Washington Post, March 19, 2018
You know you need to save for retirement, but so many other things are getting in the way — kids, a mortgage, the vacations to take to stay sane. March Madness. Maybe you should buy a better television to watch the NCAA basketball tournament.
And if you can’t save, no problem. You just won’t retire, right?
Your backup retirement savings plan is to work longer, maybe well into your 70s.
For many people, 65 is just a number. It’s certainly not retirement age.
“Nearly 20 percent of people age 65 plus are still working full or part-time — the highest rate since 1962,” Trent Gillies writes for CNBC. “After the end of the Great Recession, more seniors were forced to stay in the workforce longer, in order to make ends meet.”
[ Read more: Retirement at 65 becomes a reach for some, as seniors stay in the workforce]
A shocking number of workers — 79 percent — expect to supplement their retirement income by getting a job, according to the Employee Benefit Research Institute (EBRI).
[ Read more: You call this retirement? Boomers still have work to do ]
Just one problem if this is your retirement plan: What if you can’t work?
Yes, more seniors are staying in the workforce past 65 and happily so. But many others are finding themselves in a retirement quandary.
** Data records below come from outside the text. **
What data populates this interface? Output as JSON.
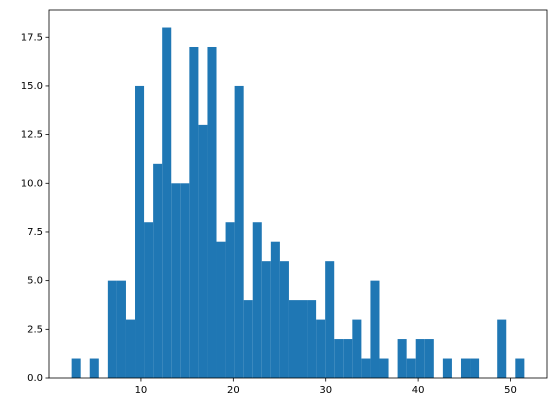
{
  "chart_data": {
    "type": "histogram",
    "color": "#1f77b4",
    "bins": [
      2.5,
      3.48,
      4.46,
      5.44,
      6.42,
      7.4,
      8.38,
      9.36,
      10.34,
      11.32,
      12.3,
      13.28,
      14.26,
      15.24,
      16.22,
      17.2,
      18.18,
      19.16,
      20.14,
      21.12,
      22.1,
      23.08,
      24.06,
      25.04,
      26.02,
      27.0,
      27.98,
      28.96,
      29.94,
      30.92,
      31.9,
      32.88,
      33.86,
      34.84,
      35.82,
      36.8,
      37.78,
      38.76,
      39.74,
      40.72,
      41.7,
      42.68,
      43.66,
      44.64,
      45.62,
      46.6,
      47.58,
      48.56,
      49.54,
      50.52,
      51.5
    ],
    "values": [
      1,
      0,
      1,
      0,
      5,
      5,
      3,
      15,
      8,
      11,
      18,
      10,
      10,
      17,
      13,
      17,
      7,
      8,
      15,
      4,
      8,
      6,
      7,
      6,
      4,
      4,
      4,
      3,
      6,
      2,
      2,
      3,
      1,
      5,
      1,
      0,
      2,
      1,
      2,
      2,
      0,
      1,
      0,
      1,
      1,
      0,
      0,
      3,
      0,
      1
    ],
    "xlim": [
      0.05,
      53.95
    ],
    "xticks": [
      10,
      20,
      30,
      40,
      50
    ],
    "ylim": [
      0,
      18.9
    ],
    "yticks": [
      {
        "value": 0,
        "label": "0.0"
      },
      2.5,
      {
        "value": 5,
        "label": "5.0"
      },
      7.5,
      {
        "value": 10,
        "label": "10.0"
      },
      12.5,
      {
        "value": 15,
        "label": "15.0"
      },
      17.5
    ]
  }
}
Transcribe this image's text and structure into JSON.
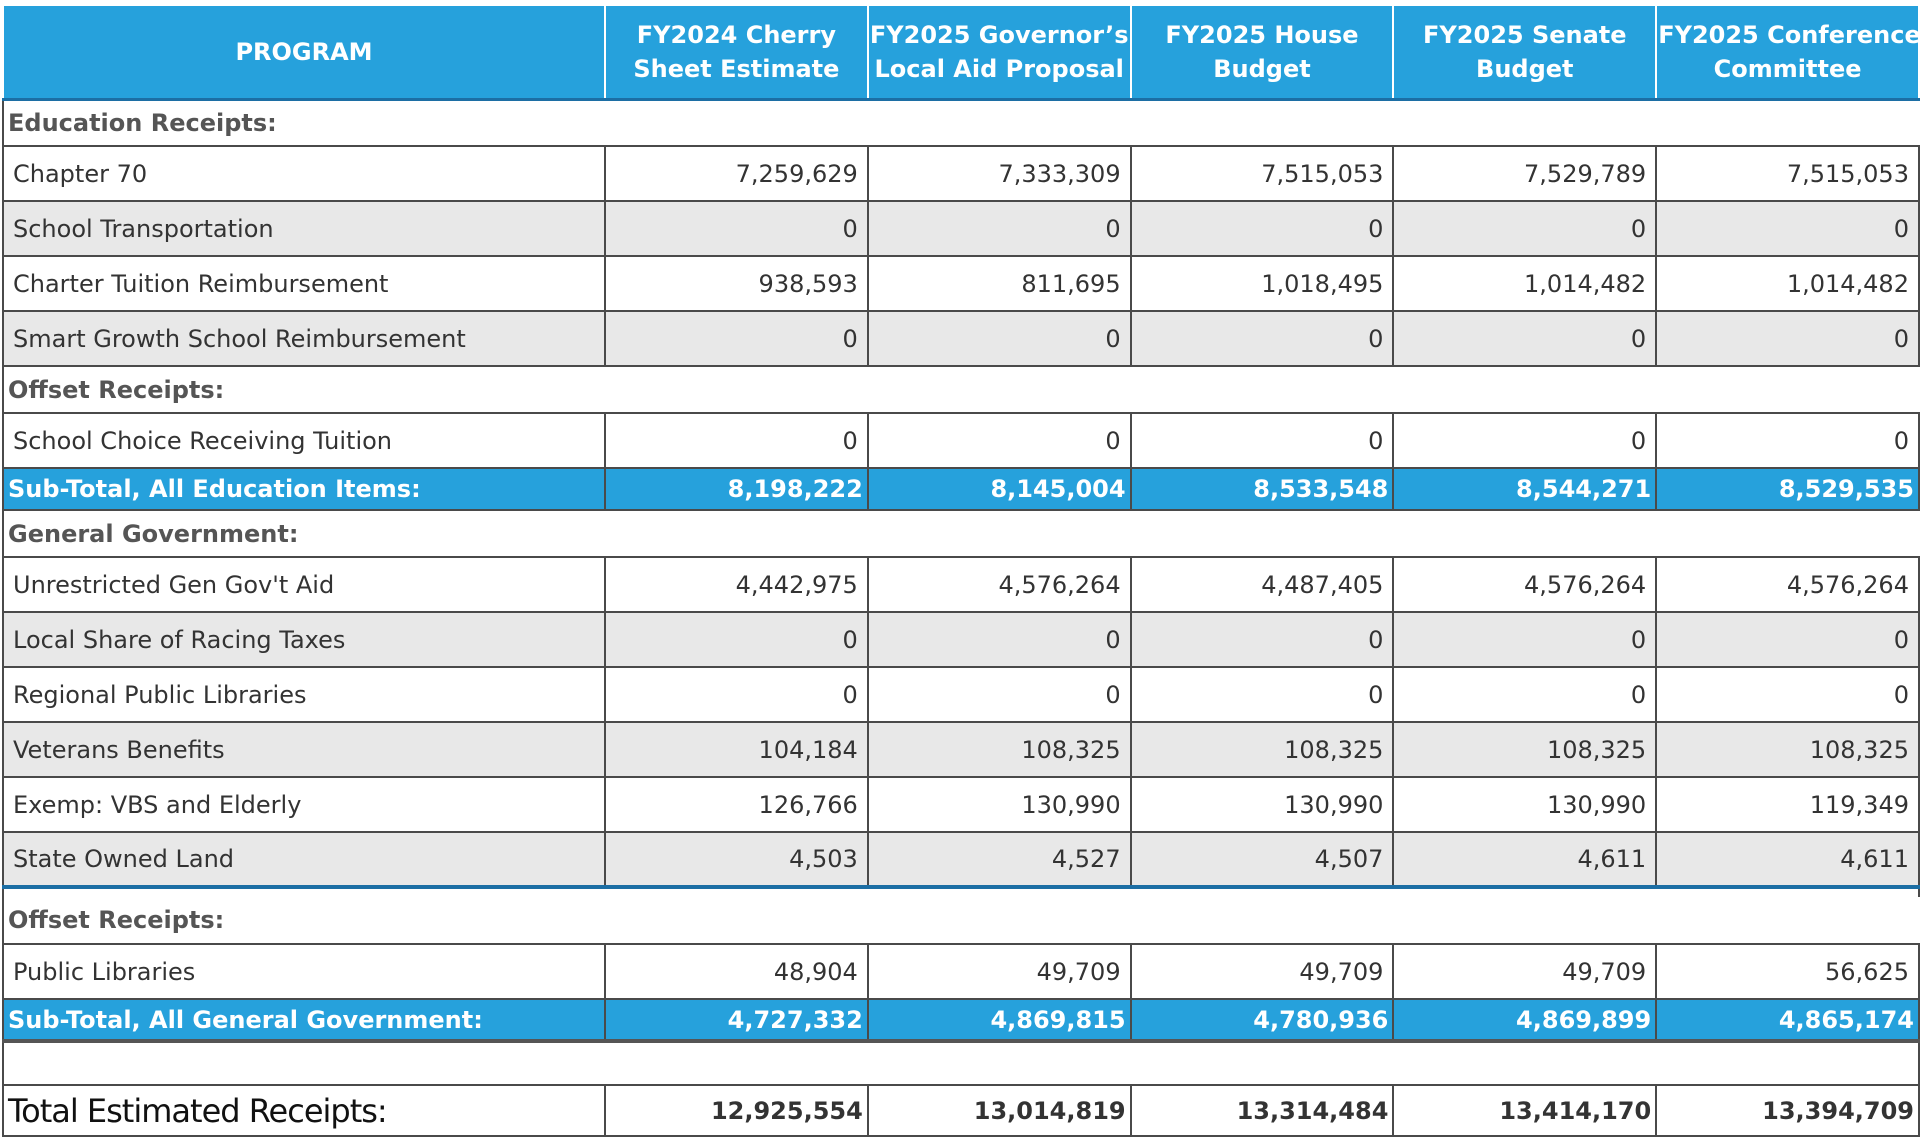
{
  "columns": {
    "program": "PROGRAM",
    "fy24_cherry_l1": "FY2024 Cherry",
    "fy24_cherry_l2": "Sheet Estimate",
    "fy25_gov_l1": "FY2025 Governor’s",
    "fy25_gov_l2": "Local Aid Proposal",
    "fy25_house_l1": "FY2025 House",
    "fy25_house_l2": "Budget",
    "fy25_senate_l1": "FY2025 Senate",
    "fy25_senate_l2": "Budget",
    "fy25_conf_l1": "FY2025 Conference",
    "fy25_conf_l2": "Committee"
  },
  "education": {
    "heading": "Education Receipts:",
    "rows": [
      {
        "program": "Chapter 70",
        "v": [
          "7,259,629",
          "7,333,309",
          "7,515,053",
          "7,529,789",
          "7,515,053"
        ]
      },
      {
        "program": "School Transportation",
        "v": [
          "0",
          "0",
          "0",
          "0",
          "0"
        ]
      },
      {
        "program": "Charter Tuition Reimbursement",
        "v": [
          "938,593",
          "811,695",
          "1,018,495",
          "1,014,482",
          "1,014,482"
        ]
      },
      {
        "program": "Smart Growth School Reimbursement",
        "v": [
          "0",
          "0",
          "0",
          "0",
          "0"
        ]
      }
    ],
    "offset_heading": "Offset Receipts:",
    "offset_rows": [
      {
        "program": "School Choice Receiving Tuition",
        "v": [
          "0",
          "0",
          "0",
          "0",
          "0"
        ]
      }
    ],
    "subtotal": {
      "label": "Sub-Total, All Education Items:",
      "v": [
        "8,198,222",
        "8,145,004",
        "8,533,548",
        "8,544,271",
        "8,529,535"
      ]
    }
  },
  "general_government": {
    "heading": "General Government:",
    "rows": [
      {
        "program": "Unrestricted Gen Gov't Aid",
        "v": [
          "4,442,975",
          "4,576,264",
          "4,487,405",
          "4,576,264",
          "4,576,264"
        ]
      },
      {
        "program": "Local Share of Racing Taxes",
        "v": [
          "0",
          "0",
          "0",
          "0",
          "0"
        ]
      },
      {
        "program": "Regional Public Libraries",
        "v": [
          "0",
          "0",
          "0",
          "0",
          "0"
        ]
      },
      {
        "program": "Veterans Benefits",
        "v": [
          "104,184",
          "108,325",
          "108,325",
          "108,325",
          "108,325"
        ]
      },
      {
        "program": "Exemp: VBS and Elderly",
        "v": [
          "126,766",
          "130,990",
          "130,990",
          "130,990",
          "119,349"
        ]
      },
      {
        "program": "State Owned Land",
        "v": [
          "4,503",
          "4,527",
          "4,507",
          "4,611",
          "4,611"
        ]
      }
    ],
    "offset_heading": "Offset Receipts:",
    "offset_rows": [
      {
        "program": "Public Libraries",
        "v": [
          "48,904",
          "49,709",
          "49,709",
          "49,709",
          "56,625"
        ]
      }
    ],
    "subtotal": {
      "label": "Sub-Total, All General Government:",
      "v": [
        "4,727,332",
        "4,869,815",
        "4,780,936",
        "4,869,899",
        "4,865,174"
      ]
    }
  },
  "total": {
    "label": "Total Estimated Receipts:",
    "v": [
      "12,925,554",
      "13,014,819",
      "13,314,484",
      "13,414,170",
      "13,394,709"
    ]
  }
}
They thought they had more time, but the reality is they are forced to retire.
And why can’t they keep working? Among the reasons, experts say, are health problems, layoffs, age discrimination and caregiving needs.
“When surveyed, 61 percent of Americans say they retired sooner than they’d planned,” according to a report by Ben Steverman in Bloomberg News. “That’s more than anywhere else in the world, according to the 2017 Aegon Retirement Readiness Survey, of 16,000 people in 15 countries. Globally, 39 percent of retirees say they quit working early. Even part-time work may be unrealistic. EBRI finds that just 29 percent of retirees say they worked for pay at some point in their retirement. …
“The irony is, those seniors who find it easiest to keep working — healthy, well-educated and highly skilled people who enjoy their jobs — tend to be the least likely to need the money,” according to Steverman. “Other older Americans, faced with few good job choices, often just decide to retire and live frugally off Social Security and savings.”
Personally, I’m hearing from a lot of people who had intended to work past 65 to give them more time to save, but they complain they’re being pushed out of their jobs because of age. They are hitting the “gray ceiling.”
“Even though employers aren’t supposed to discriminate based on how old you are, getting hired can be a challenge when you’re considered an ‘older worker,’ ” wrote Alison Doyle for the Balance. “In addition to being considered ‘old,’ experienced candidates are sometimes considered to be more of an expense (higher salary, pension, benefits costs, etc.) than a younger applicant would be.”
[ Read more: Age discrimination issues in the workplace ]
[ Read more: 10 things you should know about age discrimination ]
Sure, life — your needs and wants — can get in the way of saving. But when it comes to retirement, reality may derail your backup plan. You may find you can’t work to fill your savings gap.